Rezim ini ingin merubah bentuk negara menjadi sosial agraris dengan ideologi komunis. Segera setelah berkuasa, Pol Pot langsung menutup sekolah-sekolah, pabrik-pabrik, memindahkan warga kota ke pedesaan dan memaksa mereka untuk bertani. Kota-kota dikosongkan, dan semua pengaruh barat berusaha dihilangkan sampai ke akar-akarnya. 

Pol Pot memerintahkan pembantaian besar-besaran terhadap mereka yang berseberangan dengan Khmer Merah. Siapapun yang berkaitan dengan pemerintahan sebelumnya, atau dianggap berpotensi memberontak dan membahayakan, mereka ditangkap dan disiksa dengan kejam, sebelum kemudian akhirnya dibunuh. Ada ribuan orang yang ditahan dan disiksa di penjara Tuol Sleng S-21 ( nanti akan mamak tulis artikel tersendiri tentang tempat ini ), dan kemudian dibawa ke Killing Field untuk dibunuh.

Para professional seperti guru, dokter, pengacara, cendekiawan, tentara dan orang-orang pemerintahan menjadi target utama golongan yang harus dilenyapkan. Tidak perduli berapapun umur, jenis kelamin, dan kebangsaan mereka. Bahkan hanya karena mereka berkacamata dan menggunakan jam tangan, dan terlihat terpelajar, cukup menjadi alasan untuk masuk dalam daftar target pembunuhan.

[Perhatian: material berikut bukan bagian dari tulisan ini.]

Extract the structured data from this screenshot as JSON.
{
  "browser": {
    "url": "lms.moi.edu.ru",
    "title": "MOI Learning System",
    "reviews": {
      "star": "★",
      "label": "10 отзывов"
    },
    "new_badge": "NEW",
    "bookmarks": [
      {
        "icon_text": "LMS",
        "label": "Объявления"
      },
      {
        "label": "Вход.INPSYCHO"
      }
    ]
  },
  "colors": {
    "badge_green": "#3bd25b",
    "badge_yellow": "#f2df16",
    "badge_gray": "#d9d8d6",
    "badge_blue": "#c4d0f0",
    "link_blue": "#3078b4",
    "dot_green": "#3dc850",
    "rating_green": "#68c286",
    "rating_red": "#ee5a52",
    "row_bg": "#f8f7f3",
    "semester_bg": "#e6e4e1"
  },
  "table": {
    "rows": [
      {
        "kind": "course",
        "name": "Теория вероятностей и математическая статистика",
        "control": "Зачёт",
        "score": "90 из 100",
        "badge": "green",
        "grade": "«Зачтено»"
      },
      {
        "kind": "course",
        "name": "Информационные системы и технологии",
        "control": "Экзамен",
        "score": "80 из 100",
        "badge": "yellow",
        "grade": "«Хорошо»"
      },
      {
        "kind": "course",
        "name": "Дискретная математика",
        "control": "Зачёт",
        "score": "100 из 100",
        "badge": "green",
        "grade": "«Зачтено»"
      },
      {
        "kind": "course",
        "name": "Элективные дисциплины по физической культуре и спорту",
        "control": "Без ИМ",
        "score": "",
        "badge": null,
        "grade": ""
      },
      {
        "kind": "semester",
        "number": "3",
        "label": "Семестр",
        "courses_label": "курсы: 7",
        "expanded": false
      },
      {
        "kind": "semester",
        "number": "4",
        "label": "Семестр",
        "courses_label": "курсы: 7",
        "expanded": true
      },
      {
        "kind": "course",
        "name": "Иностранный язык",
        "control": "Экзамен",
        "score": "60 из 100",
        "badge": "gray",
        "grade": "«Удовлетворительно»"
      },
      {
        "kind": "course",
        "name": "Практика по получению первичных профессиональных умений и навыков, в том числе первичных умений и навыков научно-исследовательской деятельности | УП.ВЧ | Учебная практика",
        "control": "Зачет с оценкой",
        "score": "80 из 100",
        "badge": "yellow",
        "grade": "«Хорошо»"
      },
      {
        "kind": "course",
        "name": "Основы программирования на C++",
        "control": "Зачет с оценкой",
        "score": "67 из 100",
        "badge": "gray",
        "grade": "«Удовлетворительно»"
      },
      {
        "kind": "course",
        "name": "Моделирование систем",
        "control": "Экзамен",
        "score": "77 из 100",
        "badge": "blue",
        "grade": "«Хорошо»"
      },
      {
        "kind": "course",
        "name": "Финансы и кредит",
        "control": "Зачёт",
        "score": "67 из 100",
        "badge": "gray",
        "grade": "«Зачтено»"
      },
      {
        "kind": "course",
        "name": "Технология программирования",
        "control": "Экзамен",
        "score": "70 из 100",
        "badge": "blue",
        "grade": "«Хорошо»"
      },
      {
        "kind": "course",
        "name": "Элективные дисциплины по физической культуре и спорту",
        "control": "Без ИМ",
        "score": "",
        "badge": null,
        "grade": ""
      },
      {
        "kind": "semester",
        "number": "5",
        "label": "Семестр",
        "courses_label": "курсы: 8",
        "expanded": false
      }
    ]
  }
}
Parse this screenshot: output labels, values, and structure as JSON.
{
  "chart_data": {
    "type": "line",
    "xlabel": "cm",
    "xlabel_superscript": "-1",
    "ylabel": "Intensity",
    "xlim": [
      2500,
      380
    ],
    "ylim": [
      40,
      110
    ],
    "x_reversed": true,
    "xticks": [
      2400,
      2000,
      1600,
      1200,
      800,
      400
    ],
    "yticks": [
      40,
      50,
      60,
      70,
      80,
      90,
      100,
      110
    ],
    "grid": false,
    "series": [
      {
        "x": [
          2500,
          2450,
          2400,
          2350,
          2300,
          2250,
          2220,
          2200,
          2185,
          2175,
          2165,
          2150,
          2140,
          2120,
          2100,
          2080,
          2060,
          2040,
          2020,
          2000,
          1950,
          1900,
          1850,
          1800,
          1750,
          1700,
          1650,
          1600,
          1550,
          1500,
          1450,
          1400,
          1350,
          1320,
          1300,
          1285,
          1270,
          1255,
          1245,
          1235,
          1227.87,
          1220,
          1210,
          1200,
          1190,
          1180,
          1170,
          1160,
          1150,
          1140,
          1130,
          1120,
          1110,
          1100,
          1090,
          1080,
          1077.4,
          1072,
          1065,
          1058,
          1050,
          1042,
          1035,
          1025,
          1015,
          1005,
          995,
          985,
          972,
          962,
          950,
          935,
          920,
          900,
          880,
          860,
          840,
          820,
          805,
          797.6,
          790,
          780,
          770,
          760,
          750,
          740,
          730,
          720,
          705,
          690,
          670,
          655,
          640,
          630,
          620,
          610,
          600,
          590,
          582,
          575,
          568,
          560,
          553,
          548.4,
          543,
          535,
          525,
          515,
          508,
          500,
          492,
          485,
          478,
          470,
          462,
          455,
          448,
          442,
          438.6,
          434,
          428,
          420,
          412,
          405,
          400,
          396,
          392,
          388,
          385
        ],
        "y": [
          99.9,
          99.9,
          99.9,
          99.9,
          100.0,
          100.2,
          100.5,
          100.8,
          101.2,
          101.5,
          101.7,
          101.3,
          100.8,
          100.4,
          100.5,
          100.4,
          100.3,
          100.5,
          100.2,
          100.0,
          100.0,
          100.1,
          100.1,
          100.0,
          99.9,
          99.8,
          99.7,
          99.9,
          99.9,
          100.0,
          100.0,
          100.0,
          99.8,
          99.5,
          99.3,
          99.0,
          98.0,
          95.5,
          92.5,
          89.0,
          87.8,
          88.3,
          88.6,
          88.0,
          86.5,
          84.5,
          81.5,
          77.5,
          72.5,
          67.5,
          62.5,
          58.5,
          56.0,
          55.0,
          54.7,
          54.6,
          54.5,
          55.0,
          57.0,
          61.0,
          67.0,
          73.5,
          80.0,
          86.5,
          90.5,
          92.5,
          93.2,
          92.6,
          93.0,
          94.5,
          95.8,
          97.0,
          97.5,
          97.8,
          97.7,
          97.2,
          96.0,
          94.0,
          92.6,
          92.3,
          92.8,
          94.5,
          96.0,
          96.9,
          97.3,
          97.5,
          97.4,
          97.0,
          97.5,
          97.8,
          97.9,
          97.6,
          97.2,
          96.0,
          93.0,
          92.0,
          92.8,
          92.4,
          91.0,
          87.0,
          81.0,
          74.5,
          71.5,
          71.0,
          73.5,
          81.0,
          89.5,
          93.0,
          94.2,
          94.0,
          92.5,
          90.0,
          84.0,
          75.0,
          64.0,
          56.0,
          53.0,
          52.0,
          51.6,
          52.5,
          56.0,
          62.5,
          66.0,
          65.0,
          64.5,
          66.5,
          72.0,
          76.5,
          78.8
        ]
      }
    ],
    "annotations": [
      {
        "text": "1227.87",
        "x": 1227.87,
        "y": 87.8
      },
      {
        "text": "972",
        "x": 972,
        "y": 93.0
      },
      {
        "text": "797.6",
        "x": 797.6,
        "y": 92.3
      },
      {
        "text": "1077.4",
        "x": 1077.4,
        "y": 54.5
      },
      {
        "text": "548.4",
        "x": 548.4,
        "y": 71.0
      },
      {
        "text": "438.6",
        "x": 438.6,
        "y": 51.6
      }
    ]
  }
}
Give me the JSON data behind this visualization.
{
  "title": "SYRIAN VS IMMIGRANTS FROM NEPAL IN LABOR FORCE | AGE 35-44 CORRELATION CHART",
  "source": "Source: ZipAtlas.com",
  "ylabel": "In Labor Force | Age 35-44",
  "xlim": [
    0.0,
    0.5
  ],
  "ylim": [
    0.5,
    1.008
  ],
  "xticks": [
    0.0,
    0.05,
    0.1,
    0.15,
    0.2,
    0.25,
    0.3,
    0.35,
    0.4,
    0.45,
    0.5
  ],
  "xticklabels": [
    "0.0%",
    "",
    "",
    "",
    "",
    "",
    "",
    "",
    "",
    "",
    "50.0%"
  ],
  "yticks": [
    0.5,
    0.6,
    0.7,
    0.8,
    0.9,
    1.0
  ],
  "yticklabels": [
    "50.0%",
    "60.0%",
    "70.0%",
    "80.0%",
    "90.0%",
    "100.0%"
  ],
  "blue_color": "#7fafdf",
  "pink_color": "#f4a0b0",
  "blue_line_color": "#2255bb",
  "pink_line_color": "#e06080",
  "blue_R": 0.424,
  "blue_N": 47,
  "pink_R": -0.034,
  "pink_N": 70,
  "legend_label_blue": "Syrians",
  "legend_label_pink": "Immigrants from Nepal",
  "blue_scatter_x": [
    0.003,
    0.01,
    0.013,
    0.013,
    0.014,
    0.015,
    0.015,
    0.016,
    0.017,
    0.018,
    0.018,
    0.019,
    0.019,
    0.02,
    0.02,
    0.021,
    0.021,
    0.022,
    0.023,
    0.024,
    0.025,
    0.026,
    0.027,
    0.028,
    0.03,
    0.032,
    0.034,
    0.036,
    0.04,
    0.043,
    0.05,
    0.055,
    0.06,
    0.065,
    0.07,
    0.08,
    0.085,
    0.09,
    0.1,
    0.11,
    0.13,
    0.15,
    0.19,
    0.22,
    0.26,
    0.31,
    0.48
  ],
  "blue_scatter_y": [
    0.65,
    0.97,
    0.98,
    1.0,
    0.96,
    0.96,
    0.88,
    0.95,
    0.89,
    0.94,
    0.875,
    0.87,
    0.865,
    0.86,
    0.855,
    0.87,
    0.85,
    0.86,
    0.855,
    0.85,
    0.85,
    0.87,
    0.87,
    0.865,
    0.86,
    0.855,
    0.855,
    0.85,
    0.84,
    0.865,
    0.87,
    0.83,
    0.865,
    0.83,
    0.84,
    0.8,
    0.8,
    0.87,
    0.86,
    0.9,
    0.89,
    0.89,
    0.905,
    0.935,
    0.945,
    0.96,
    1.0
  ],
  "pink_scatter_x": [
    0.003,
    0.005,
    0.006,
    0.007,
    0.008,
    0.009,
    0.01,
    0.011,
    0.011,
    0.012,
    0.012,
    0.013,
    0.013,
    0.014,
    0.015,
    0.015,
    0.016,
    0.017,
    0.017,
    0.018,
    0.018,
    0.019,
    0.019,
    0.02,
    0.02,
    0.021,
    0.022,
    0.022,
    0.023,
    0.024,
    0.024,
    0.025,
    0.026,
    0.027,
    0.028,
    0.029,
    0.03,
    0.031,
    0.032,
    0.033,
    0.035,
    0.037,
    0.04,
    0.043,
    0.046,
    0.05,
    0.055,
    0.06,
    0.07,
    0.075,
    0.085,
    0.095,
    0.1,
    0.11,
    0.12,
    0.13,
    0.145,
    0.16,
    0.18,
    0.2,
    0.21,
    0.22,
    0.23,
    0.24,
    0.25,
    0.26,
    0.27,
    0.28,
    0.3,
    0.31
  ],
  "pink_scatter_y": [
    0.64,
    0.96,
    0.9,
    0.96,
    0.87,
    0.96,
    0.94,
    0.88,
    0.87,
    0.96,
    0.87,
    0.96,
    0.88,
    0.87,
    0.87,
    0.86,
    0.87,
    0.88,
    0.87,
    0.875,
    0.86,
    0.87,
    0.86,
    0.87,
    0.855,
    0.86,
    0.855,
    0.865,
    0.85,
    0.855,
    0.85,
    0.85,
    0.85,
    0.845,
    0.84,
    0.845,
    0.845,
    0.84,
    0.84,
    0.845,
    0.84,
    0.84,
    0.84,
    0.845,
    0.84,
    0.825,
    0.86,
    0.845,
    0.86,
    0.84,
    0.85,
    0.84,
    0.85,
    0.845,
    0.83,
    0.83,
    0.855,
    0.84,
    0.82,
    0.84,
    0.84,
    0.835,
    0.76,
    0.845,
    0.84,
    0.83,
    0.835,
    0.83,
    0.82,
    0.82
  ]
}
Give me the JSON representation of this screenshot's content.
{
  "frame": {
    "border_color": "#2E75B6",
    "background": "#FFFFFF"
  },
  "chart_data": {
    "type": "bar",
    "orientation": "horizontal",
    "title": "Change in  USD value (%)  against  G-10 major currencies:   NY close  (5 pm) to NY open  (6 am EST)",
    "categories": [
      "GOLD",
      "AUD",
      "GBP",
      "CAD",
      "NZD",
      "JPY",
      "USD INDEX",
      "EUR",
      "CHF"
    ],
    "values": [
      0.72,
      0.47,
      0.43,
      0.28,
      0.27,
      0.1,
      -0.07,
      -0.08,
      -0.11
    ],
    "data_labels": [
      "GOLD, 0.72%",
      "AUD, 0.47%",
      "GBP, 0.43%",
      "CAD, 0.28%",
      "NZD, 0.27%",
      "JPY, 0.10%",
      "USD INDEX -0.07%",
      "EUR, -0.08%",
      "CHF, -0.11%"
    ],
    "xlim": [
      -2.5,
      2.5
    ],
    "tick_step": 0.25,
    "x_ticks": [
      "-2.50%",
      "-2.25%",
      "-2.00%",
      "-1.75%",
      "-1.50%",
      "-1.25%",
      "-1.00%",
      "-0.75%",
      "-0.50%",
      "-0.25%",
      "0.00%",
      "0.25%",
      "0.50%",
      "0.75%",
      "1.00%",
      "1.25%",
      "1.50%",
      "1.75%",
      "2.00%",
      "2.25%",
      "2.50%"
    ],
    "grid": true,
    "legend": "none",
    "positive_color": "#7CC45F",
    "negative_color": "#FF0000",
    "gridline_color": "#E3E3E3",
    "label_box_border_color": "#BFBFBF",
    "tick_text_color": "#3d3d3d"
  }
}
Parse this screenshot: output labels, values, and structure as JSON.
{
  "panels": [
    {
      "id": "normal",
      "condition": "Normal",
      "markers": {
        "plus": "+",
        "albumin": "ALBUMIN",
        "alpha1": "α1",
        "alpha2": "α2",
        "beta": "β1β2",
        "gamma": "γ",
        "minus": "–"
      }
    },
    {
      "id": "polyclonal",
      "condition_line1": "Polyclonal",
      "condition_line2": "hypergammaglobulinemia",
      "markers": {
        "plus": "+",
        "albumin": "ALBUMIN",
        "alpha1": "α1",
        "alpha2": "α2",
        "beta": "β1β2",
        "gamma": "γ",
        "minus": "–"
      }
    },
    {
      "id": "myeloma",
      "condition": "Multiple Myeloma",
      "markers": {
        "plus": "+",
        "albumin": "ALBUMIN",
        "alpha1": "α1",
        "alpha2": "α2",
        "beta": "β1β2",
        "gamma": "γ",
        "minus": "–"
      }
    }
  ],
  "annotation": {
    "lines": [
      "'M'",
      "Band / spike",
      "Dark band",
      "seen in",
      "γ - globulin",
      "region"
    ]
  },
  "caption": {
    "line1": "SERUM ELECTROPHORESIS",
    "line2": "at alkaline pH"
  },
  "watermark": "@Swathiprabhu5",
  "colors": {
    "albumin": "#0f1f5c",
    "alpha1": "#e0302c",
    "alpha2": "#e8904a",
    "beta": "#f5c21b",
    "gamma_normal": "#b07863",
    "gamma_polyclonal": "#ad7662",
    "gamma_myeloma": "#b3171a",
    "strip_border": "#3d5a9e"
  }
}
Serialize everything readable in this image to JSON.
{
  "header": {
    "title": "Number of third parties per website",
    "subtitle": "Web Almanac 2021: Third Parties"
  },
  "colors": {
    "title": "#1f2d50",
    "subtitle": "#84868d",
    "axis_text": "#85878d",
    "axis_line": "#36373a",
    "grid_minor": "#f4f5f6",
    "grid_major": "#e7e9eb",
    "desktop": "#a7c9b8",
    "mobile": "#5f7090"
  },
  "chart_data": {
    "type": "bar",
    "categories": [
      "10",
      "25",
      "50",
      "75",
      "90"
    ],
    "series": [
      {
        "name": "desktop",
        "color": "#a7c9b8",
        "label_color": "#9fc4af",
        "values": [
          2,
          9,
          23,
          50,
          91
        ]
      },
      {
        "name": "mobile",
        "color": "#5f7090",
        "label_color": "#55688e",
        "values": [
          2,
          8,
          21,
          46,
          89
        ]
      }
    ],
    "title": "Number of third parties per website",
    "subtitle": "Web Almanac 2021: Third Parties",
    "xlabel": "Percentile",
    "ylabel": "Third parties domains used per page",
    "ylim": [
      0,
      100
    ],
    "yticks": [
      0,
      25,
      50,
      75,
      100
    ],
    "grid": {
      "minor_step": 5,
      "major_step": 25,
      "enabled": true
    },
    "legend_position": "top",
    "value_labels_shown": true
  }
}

Perjalanan ke Killing Fields

Killing Field berada di Desa Cheung Ek, 18 km di sebelah selatan kota Phnom Penh, jadi tidak sulit untuk mencapai tempat ini. Kita bisa menyewa tuktuk, ataupun taksi, karena perjalanan hanya akan memakan waktu sekitar 30-40 menit saja. Banyak juga orang yang datang dengan menyewa motor. 

Kami menyewa tuktuk yang sama dengan tuktuk yang pertama kali menjemput kami di bandara. Tidak mudah menemukan supir tuktuk yang bisa dipercaya, dan tidak berusaha “mengakali “ harga. Beruntung ketika sehari sebelumnya kami sampai di Phnom Penh, kami bertemu dengan supir tuktuk yang baik hati yang mengantar dari bandara ke hotel. Langsung saja kami janjian untuk ke tempat ini keesokan harinya dan sepakat dengan harga USD $15 untuk pulang pergi, dan Pak Supir tuktuk akan menunggu sampai kami selesai.

Wait wait, USD?  Iyaa, ada 2 mata uang yang berlaku di negara ini, Riel dan USD. 

Jam sudah menunjukkan pukul 11.00 siang ketika kami berangkat dari pusat kota Phnom Penh. Udara terasa panas dan kering. Sepanjang perjalanan, kami melewati banyak area yang terlihat kurang tertata dan berdebu. Kali ini, masker yang kami gunakan jadi double function, sebagai covid prokes, juga untuk menghindari menghirup debu tebal. 

Atas saran dari supir tuktuk, mamak sangat berhati-hati dengan barang bawaan mamak. Mamak tidak mengambil foto dengan handphone mamak dengan tangan terjulur keluar, karena banyak kejadian perampasan handphone pada saat sedang digunakan. Bahkan mamak melingkarkan tali tas mamak ke kaki mamak, berjaga-jaga jangan sampai ada yang mencoba menjambret selama kami duduk di dalam tuktuk. 

Killing Fields Kamboja
Ekstra waspada dengan barang bawaan.

Killing Fields yang Mencekam

Sampai di tujuan, kami membayar tiket masuk sebagai turis asing seharga USD $3/orang tanpa mendapatkan pinjaman “ audio tour guide “ dalam bentuk headphone. Harga normal tiket masuk ke tempat ini sebelum pandemik adalah USD $6, sudah termasuk audio tour guide. Nantinya, saat menjelajah tempat ini, dari audio guide tersebut pengunjung bisa mengikuti arahan dan mendengarkan kisah pilu di balik setiap stasiun yang ada.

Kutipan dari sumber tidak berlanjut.